You cannot discount Paak’s musical talents. If you have seen him live, you will know he dominates the stage, switching frantically between instruments like a mad scientist experimenting with a fusion of chemicals. This energy, for the most part, translates into the course of the record - ‘Brother’s Keeper’ is a standout. The twangy guitar riff ripples below ..Paak’s unique ability to tell stories; Pusha absolutely kills it as well, offering a heartwarming verse over a trappy beata switch up. There’s a serious amount of depth to this tune, a lot of layers to get your teeth stuck into.
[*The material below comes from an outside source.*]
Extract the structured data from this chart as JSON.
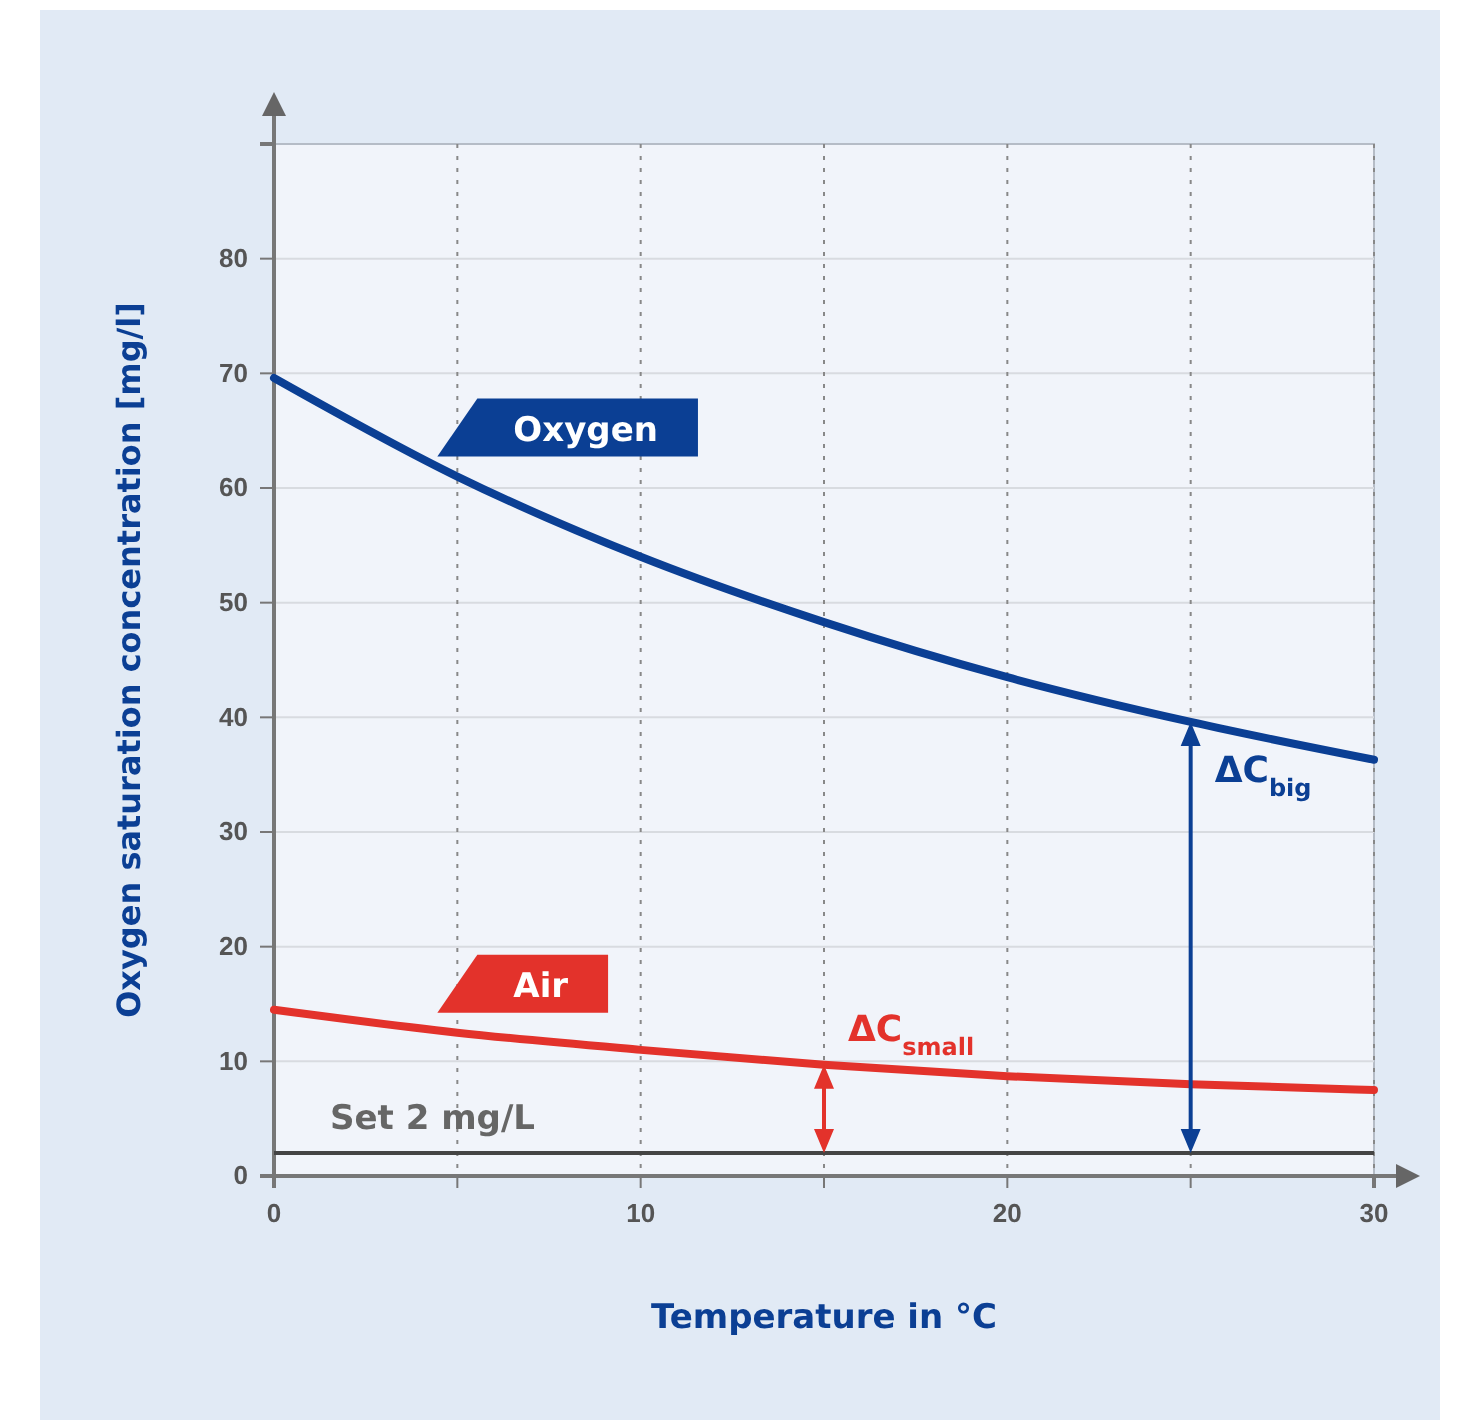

Sometimes however, I feel this slightly backfires. Occasionally, it is hard to bathe in the luxury of .Paak’s R&B rhythms; they can come across as prickly and rely on high profile guest appearances to salvage the songs. ‘Cheers’ sees the worst of this problem, getting Q-Tip on a tune is such a coup; real coupAnderson has a distinctive interest in the powers of the past, but the production beneath Q-Tip simply doesn’t compare to the flow of the ‘A Tribe Called Quest’ member. However, maybe this is purposeful, and done to exemplify the lyrical abilities of Tip instead of the production capabilities of .paak and Dr. Dre.
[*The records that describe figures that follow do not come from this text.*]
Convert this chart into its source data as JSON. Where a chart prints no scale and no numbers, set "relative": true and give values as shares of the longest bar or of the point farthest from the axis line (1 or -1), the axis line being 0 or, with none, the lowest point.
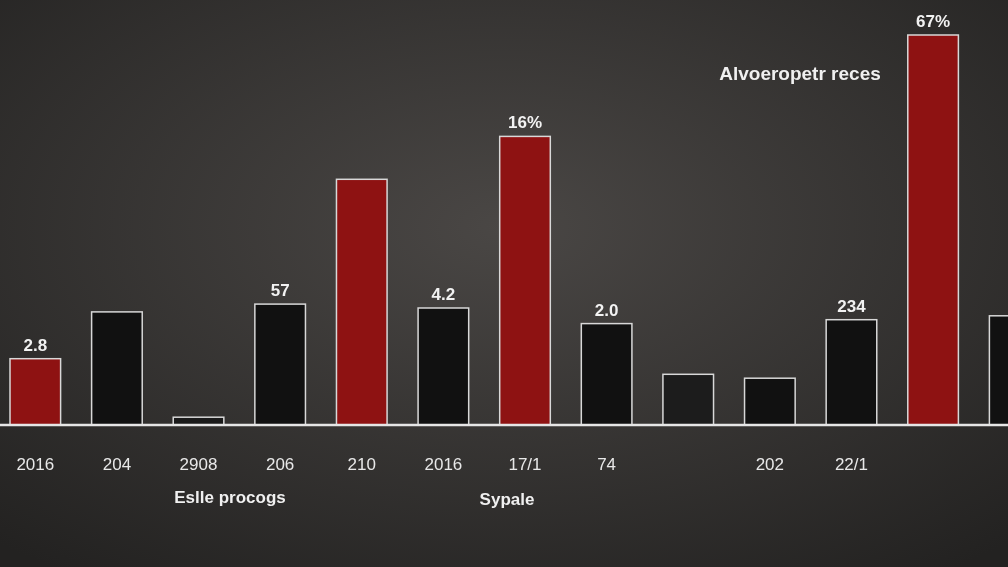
{
  "chart_data": {
    "type": "bar",
    "relative": true,
    "categories": [
      "2016",
      "204",
      "2908",
      "206",
      "210",
      "2016",
      "17/1",
      "74",
      null,
      "202",
      "22/1",
      null,
      null
    ],
    "values": [
      0.17,
      0.29,
      0.02,
      0.31,
      0.63,
      0.3,
      0.74,
      0.26,
      0.13,
      0.12,
      0.27,
      1.0,
      0.28
    ],
    "colors": [
      "#8e1212",
      "#111111",
      "#1a1a1a",
      "#111111",
      "#8e1212",
      "#111111",
      "#8e1212",
      "#111111",
      "#1c1c1c",
      "#111111",
      "#111111",
      "#8e1212",
      "#111111"
    ],
    "annotations": [
      "Alvoeropetr reces",
      "Eslle procogs",
      "Sypale",
      {
        "text": "2.8",
        "x": "2016",
        "y": 0.17
      },
      {
        "text": "57",
        "x": "206",
        "y": 0.31
      },
      {
        "text": "4.2",
        "y": 0.3
      },
      {
        "text": "16%",
        "x": "17/1",
        "y": 0.74
      },
      {
        "text": "2.0",
        "x": "74",
        "y": 0.26
      },
      {
        "text": "234",
        "x": "22/1",
        "y": 0.27
      },
      {
        "text": "67%",
        "y": 1.0
      }
    ],
    "grid": false,
    "legend": false
  }
}
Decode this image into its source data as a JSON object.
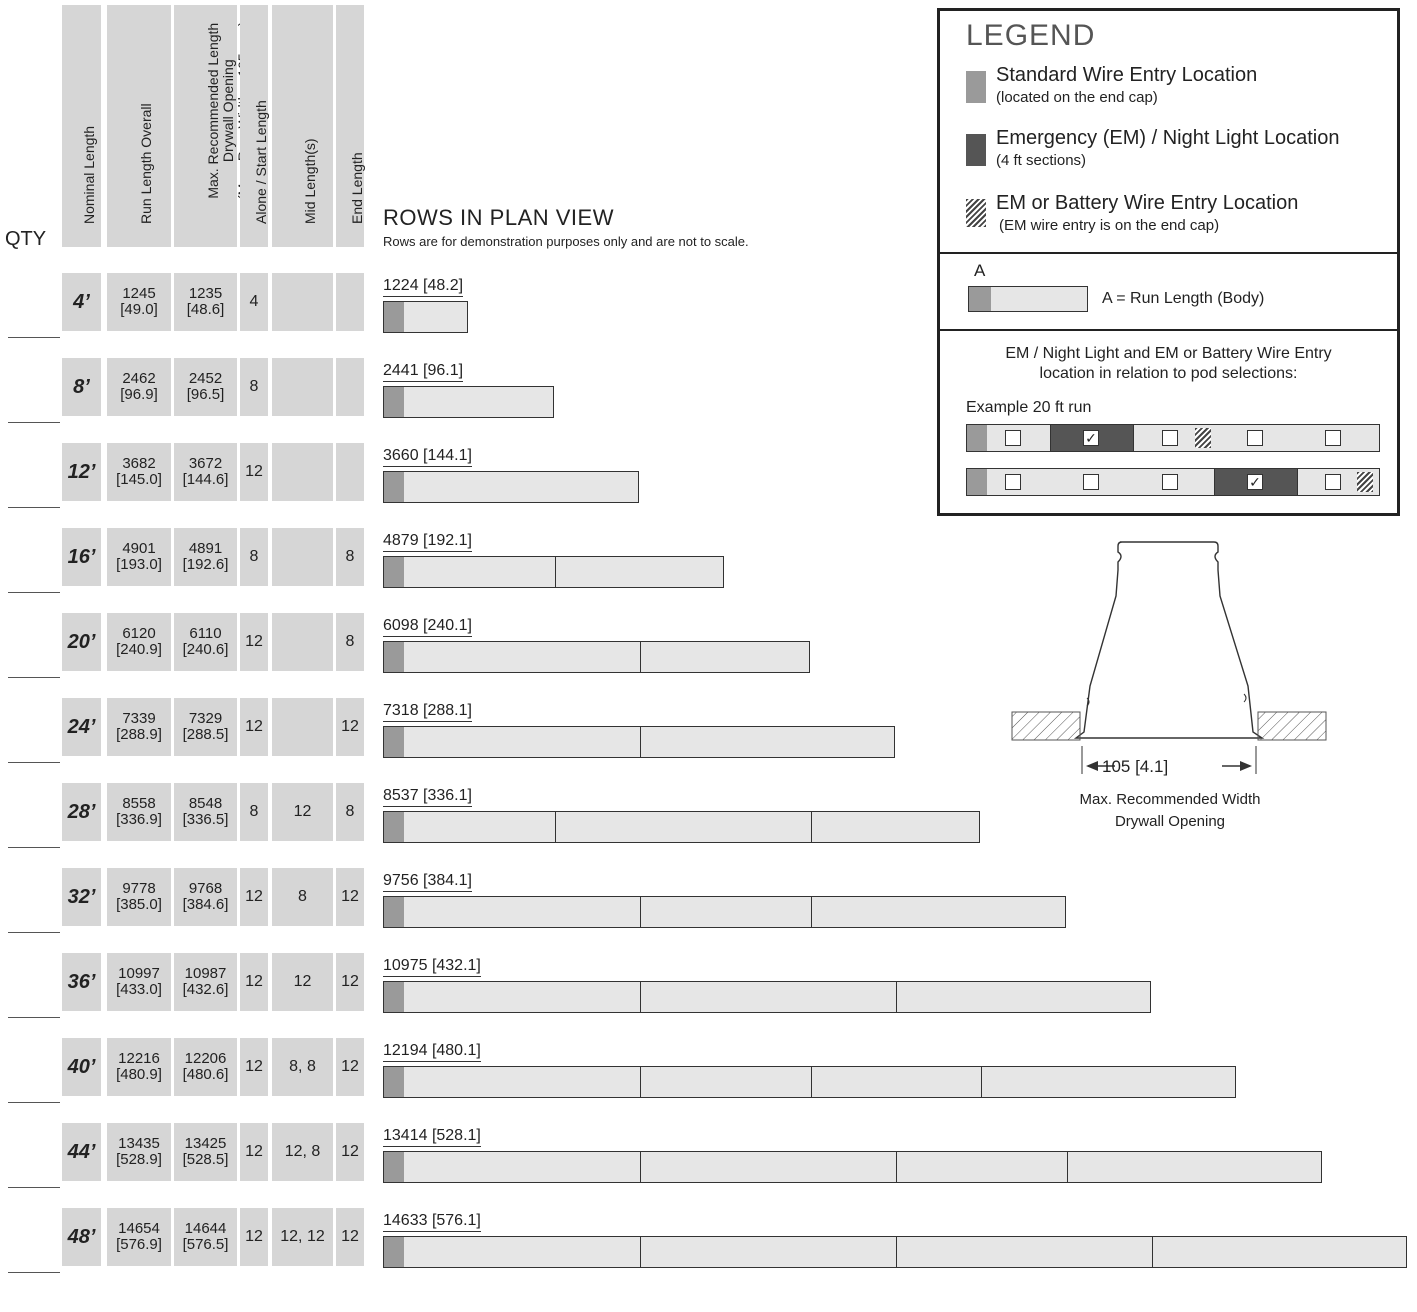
{
  "columns": {
    "qty": "QTY",
    "nominal": "Nominal Length",
    "run": "Run Length Overall",
    "maxrec": "Max. Recommended Length\nDrywall Opening\n(Max. Rec. Width = 105 mm)",
    "alone": "Alone / Start Length",
    "mid": "Mid Length(s)",
    "end": "End Length"
  },
  "plan": {
    "title": "ROWS IN PLAN VIEW",
    "subtitle": "Rows are for demonstration purposes only and are not to scale."
  },
  "rows": [
    {
      "nominal": "4’",
      "run": "1245\n[49.0]",
      "maxrec": "1235\n[48.6]",
      "alone": "4",
      "mid": "",
      "end": "",
      "label": "1224 [48.2]",
      "sections": [
        4
      ]
    },
    {
      "nominal": "8’",
      "run": "2462\n[96.9]",
      "maxrec": "2452\n[96.5]",
      "alone": "8",
      "mid": "",
      "end": "",
      "label": "2441 [96.1]",
      "sections": [
        8
      ]
    },
    {
      "nominal": "12’",
      "run": "3682\n[145.0]",
      "maxrec": "3672\n[144.6]",
      "alone": "12",
      "mid": "",
      "end": "",
      "label": "3660 [144.1]",
      "sections": [
        12
      ]
    },
    {
      "nominal": "16’",
      "run": "4901\n[193.0]",
      "maxrec": "4891\n[192.6]",
      "alone": "8",
      "mid": "",
      "end": "8",
      "label": "4879 [192.1]",
      "sections": [
        8,
        8
      ]
    },
    {
      "nominal": "20’",
      "run": "6120\n[240.9]",
      "maxrec": "6110\n[240.6]",
      "alone": "12",
      "mid": "",
      "end": "8",
      "label": "6098 [240.1]",
      "sections": [
        12,
        8
      ]
    },
    {
      "nominal": "24’",
      "run": "7339\n[288.9]",
      "maxrec": "7329\n[288.5]",
      "alone": "12",
      "mid": "",
      "end": "12",
      "label": "7318 [288.1]",
      "sections": [
        12,
        12
      ]
    },
    {
      "nominal": "28’",
      "run": "8558\n[336.9]",
      "maxrec": "8548\n[336.5]",
      "alone": "8",
      "mid": "12",
      "end": "8",
      "label": "8537 [336.1]",
      "sections": [
        8,
        12,
        8
      ]
    },
    {
      "nominal": "32’",
      "run": "9778\n[385.0]",
      "maxrec": "9768\n[384.6]",
      "alone": "12",
      "mid": "8",
      "end": "12",
      "label": "9756 [384.1]",
      "sections": [
        12,
        8,
        12
      ]
    },
    {
      "nominal": "36’",
      "run": "10997\n[433.0]",
      "maxrec": "10987\n[432.6]",
      "alone": "12",
      "mid": "12",
      "end": "12",
      "label": "10975 [432.1]",
      "sections": [
        12,
        12,
        12
      ]
    },
    {
      "nominal": "40’",
      "run": "12216\n[480.9]",
      "maxrec": "12206\n[480.6]",
      "alone": "12",
      "mid": "8, 8",
      "end": "12",
      "label": "12194 [480.1]",
      "sections": [
        12,
        8,
        8,
        12
      ]
    },
    {
      "nominal": "44’",
      "run": "13435\n[528.9]",
      "maxrec": "13425\n[528.5]",
      "alone": "12",
      "mid": "12, 8",
      "end": "12",
      "label": "13414 [528.1]",
      "sections": [
        12,
        12,
        8,
        12
      ]
    },
    {
      "nominal": "48’",
      "run": "14654\n[576.9]",
      "maxrec": "14644\n[576.5]",
      "alone": "12",
      "mid": "12, 12",
      "end": "12",
      "label": "14633 [576.1]",
      "sections": [
        12,
        12,
        12,
        12
      ]
    }
  ],
  "legend": {
    "title": "LEGEND",
    "std_main": "Standard Wire Entry Location",
    "std_sub": "(located on the end cap)",
    "em_main": "Emergency (EM) / Night Light Location",
    "em_sub": "(4 ft sections)",
    "bat_main": "EM or Battery Wire Entry Location",
    "bat_sub": "(EM wire entry is on the end cap)",
    "a_letter": "A",
    "a_text": "A = Run Length (Body)",
    "rel_line1": "EM / Night Light and EM or Battery Wire Entry",
    "rel_line2": "location in relation to pod selections:",
    "example": "Example 20 ft run",
    "check": "✓"
  },
  "diagram": {
    "dim": "105 [4.1]",
    "cap1": "Max. Recommended Width",
    "cap2": "Drywall Opening"
  },
  "colors": {
    "cell": "#d6d6d6",
    "cap": "#9a9a9a",
    "em": "#555555",
    "bar": "#e6e6e6"
  }
}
Anderson arguably tries too much on this record, we know he has the capacity to manufacture any sound his mind wishes, but this doesn’t mean he has to put it all into one body of work. I would have loved to see him pursue his strongest ideas, and save the ones that need a bit more developing for the next LP. However, how can you ever knock an album that fabricates the imagery of Lesbian Donald Trump offspring; on 6 Summers Anderson spits ‘Trump’s got a love child/and I hope that bitch is buck wild/I hope she kisses Señoritas and black girls.’ The humorous, provocative nature of the opening 2 minutes of ‘6 Summers’ is a rather blatant diss on the out of favour American President, summing up all the neutrals rather pessimistic view of the scummy spear head of US Politics.
At 32 years of age, Anderson .Paak does stilll have one of the most introspective voices in R&B, so give his new project a listen. See what you think.